An M52B28 with just an M50 manifold/remap decent ratio diff, will give an E36 M3 3L a fright up till about 120, a stripped out lightweight e30 will be neck and neck the whole way - seen it for myself.
An S54 will require dedication if you intend to drive it hard as intended with a high revving ///M engine.
Ideally source an engine with proof of the crank being reground/polished, and someone that doesn't mind chucking it on an engine stand and taking the sump off for you to inspect it, anyone with nothing to hide that breaks bmw's wont have an issue doing this - only someone with something to hide.
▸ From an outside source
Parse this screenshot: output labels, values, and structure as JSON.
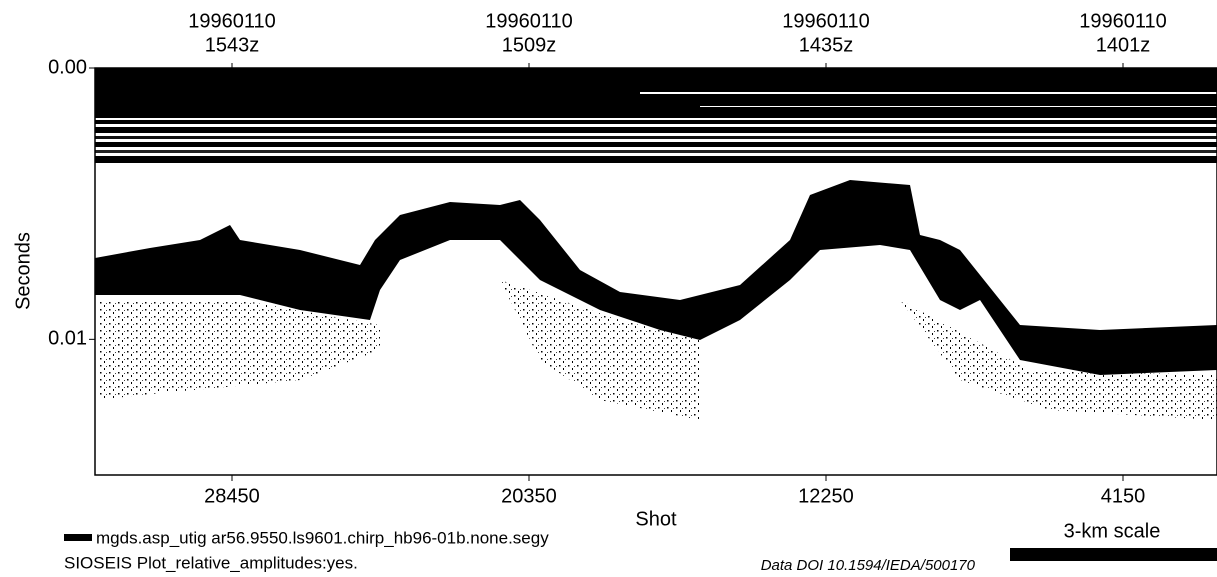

If not and you buy an unopened engine, you WILL end up with a shagged crank/bearings, as with any ///M engine, it's just what they all do. Me and my mates have been breaking them up for parts for many years/building various bmws, and my mate rebuilds engines, he's had to often buy multiple cars/engines just to get 1 good crank, regardless of the mileage/history, the last time was with his S50B30, I think he ended up buying 4 engines to get 1 good crank.
Another of my mates bought a brand new S54 crank from BMW 10 years ago, it was IIRC £5600, and I doubt they'll even sell you one these days.
Bearings wise, if you use oem bearings, you will get more life out of them, circa around 30-40k, but they run the risk of killing the crank under abuse, if you go for ARP, you'll have to replace them every 10k due to being race parts, but they won't take the crank with them if they die. Obviously your mileage will vary depending on how hard you drive it, but an ///M engine is wasted if not used for it's intended purpose.
Regardless they all kill cranks, don't believe anyone who tells you otherwise, they've either never inspected it or the bearings, or bought a car/engine that's had the work recently done then not driven/owned it long enough before it needs to be done again.
You'll also want to do the valve clearances every 10-15k, as long as you don't mind doing this and the ARP bearings yourself or know people, then it's worth it, it's just the same with any ///M engine, they love to murder a crankshaft/shag the bearings and all require the valve clearances doing frequently due to the type of high revvy race derived engine that they are.
Either way it's worth the faff if you're going to keep the car and drive it hard/track/drift it.
However an M50/M52 will just work and take a kick in everyday and you'll never have to worry about the crank or bearings, I've had 5 E36's and never had an issue, the last one being a ridiculous spec M52B28/custom rebuilt 3L M3 LSD swapped coupe with stupid amounts done along with tuning. It got it's head kicked in everytime it was driven, zero issues over 5 years of constant abuse spanning over 130k miles of use along with drifting it whilst living on the limiter. Zero issues. Only thing that kills a M52 is if you don't bleed them properly and cook them, due to being an ally block, this is easily done if it's been done before when it comes to bleeding them yourself when you're for example replacing a stat/waterpump/rad/hose. The best way is to lift the front of the car up if it's being a pain.
You'll also want to get a proper plated LSD and rebuild it - a good option is to use double the amount of dog and friction plates, or just use thicker plates, whatever you prefer. My M3 diff ended up being 60% lock 1.5way with 4 thicker plates + all the bearings/seals/top hat bolts etc etc, locked up amazing and was awesome for daily road use along with if you wanted to drift it or track it. Just find someone you trust to setup the ramp angle properly.
My mate built a S62B50 E30 coupe, everything custom, E34 M5 box and diff/custom rear end the lot, even runs posh waterless coolant, spins all the gears even at half throttle on semi slicks haha, it's hilarious fun and stupid fast, he's made it close to 400bhp per tonne, so it will destroy any bar a R35 GTR/exotic power to weight wise.